When he received his $1,500 check for a week’s work, he hopped in Fabian’s brand new Buick Rivera Coupe and headed to the bank. He began to smell the car’s rich interior upholstery and said to himself, “So this is what people work for.”
He realized he had to get in business for himself.
He spent the following winter surfing the North Shore, falling in love with Sharon (Shagg), a California gal whom he later married.
Six months later, feeling more comfortable “being a little fish in a little pond,” Catri moved back to Brevard County, and with $500 started the Satellite Beach Surf Shop in 1964 (in the back of the old 60-Minute Cleaners). Brewer would ship his Surfboard Hawaii-model boards to him and Catri would sell them for $125. His commission was $3.50 for each sale. He sold nearly 5,000 boards.
Matt Kechele, a former touring pro on the world circuit, and owner of Matt Kechele surfboards in Melbourne, remembers sweeping floors in Catri’s Primo Surf Shop in Cocoa Beach.
“When he opened his Hobie Surf Shop at Canaveral Pier, he had surfers like Mike Tabeling and Gary Propper on his team, and set a precedent for board building in this area,” Kechele said. “He employed a lot of craftsmen, like Greg Loehr and Larry Pope, and it was a great business model.”

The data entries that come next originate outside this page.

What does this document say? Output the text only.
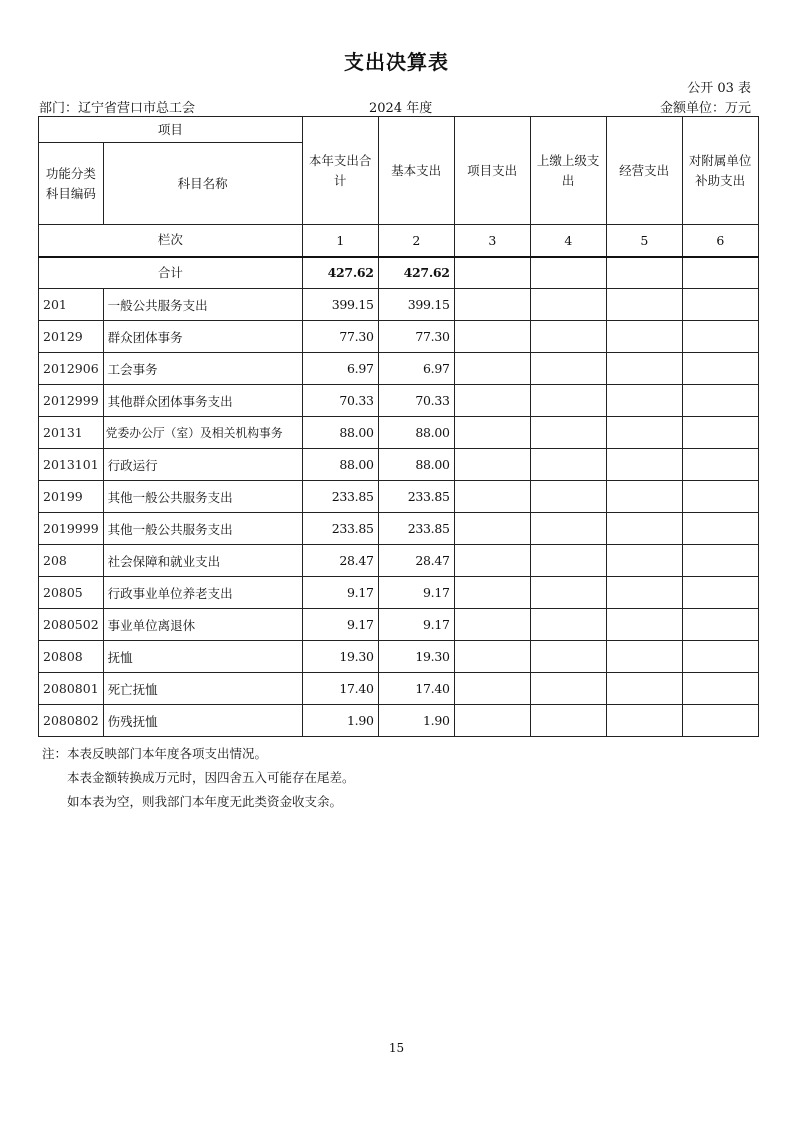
支出决算表
公开 03 表
部门：辽宁省营口市总工会	2024 年度	金额单位：万元
项目		本年支出合计	基本支出	项目支出	上缴上级支出	经营支出	对附属单位补助支出
功能分类科目编码	科目名称						
栏次		1	2	3	4	5	6
合计		427.62	427.62				
201	一般公共服务支出	399.15	399.15				
20129	群众团体事务	77.30	77.30				
2012906	工会事务	6.97	6.97				
2012999	其他群众团体事务支出	70.33	70.33				
20131	党委办公厅（室）及相关机构事务	88.00	88.00				
2013101	行政运行	88.00	88.00				
20199	其他一般公共服务支出	233.85	233.85				
2019999	其他一般公共服务支出	233.85	233.85				
208	社会保障和就业支出	28.47	28.47				
20805	行政事业单位养老支出	9.17	9.17				
2080502	事业单位离退休	9.17	9.17				
20808	抚恤	19.30	19.30				
2080801	死亡抚恤	17.40	17.40				
2080802	伤残抚恤	1.90	1.90				
注：本表反映部门本年度各项支出情况。
本表金额转换成万元时，因四舍五入可能存在尾差。
如本表为空，则我部门本年度无此类资金收支余。
15
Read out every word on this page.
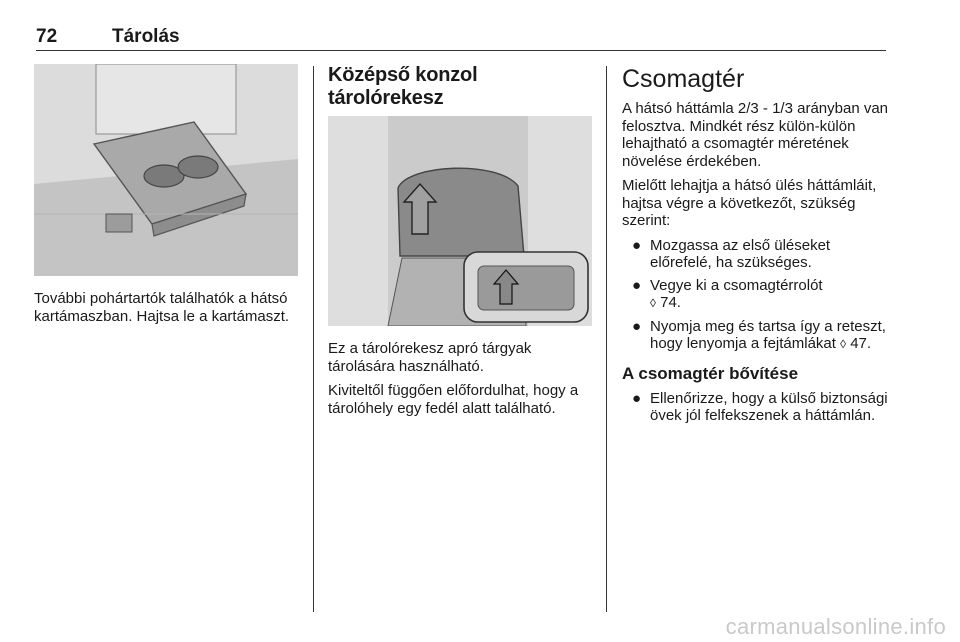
72	Tárolás

További pohártartók találhatók a hátsó kartámaszban. Hajtsa le a kartámaszt.

Középső konzol tárolórekesz

Ez a tárolórekesz apró tárgyak tárolására használható.

Kiviteltől függően előfordulhat, hogy a tárolóhely egy fedél alatt található.

Csomagtér

A hátsó háttámla 2/3 - 1/3 arányban van felosztva. Mindkét rész külön-külön lehajtható a csomagtér méretének növelése érdekében.

Mielőtt lehajtja a hátsó ülés háttámláit, hajtsa végre a következőt, szükség szerint:

● Mozgassa az első üléseket előrefelé, ha szükséges.
● Vegye ki a csomagtérrolót
◊ 74.
● Nyomja meg és tartsa így a reteszt, hogy lenyomja a fejtámlákat ◊ 47.
A csomagtér bővítése
● Ellenőrizze, hogy a külső biztonsági övek jól felfekszenek a háttámlán.
carmanualsonline.info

With Propper, Tabeling, Mimi Munro, Joe Twombly, Sam Gornto, Bruce Valuzzi and Fletcher Sharpe on his team, Catri quickly became a surfing icon. Then, when Propper stunned California’s Dewey Weber to win the 1966 East Coast Championships, East Coast surfers suddenly were on the map.
“It always takes somebody to guide the way,” Propper once said.
Catri later opened Shagg’s Surf Shop off Fifth Avenue in Indialantic, putting together a dynamic group of surfers that included Kelly and Sean Slater, O’Hare, Todd Holland, David Spier and Troy Propper (Gary’s nephew).
“We used to pile in my dad’s brown VW van every Sunday and head down there to practice,” Sean Slater said. “We’d do exercises on the beach … he was a good guy, taking us in, teaching.”
Catri brought international pros to Sebastian Inlet, pros such as world champion Peter Townend and fellow Aussie Rabbit Bartholomew, for an event called the Florida Pro.
Later, Catri added the Stubbies pro contest, an event Kechele used as a launching pad to the circuit.
“I think we’re all grateful for his contributions that he made for surfing, for his friendship, for his moral support,” Kechele said. “We all looked up to him.”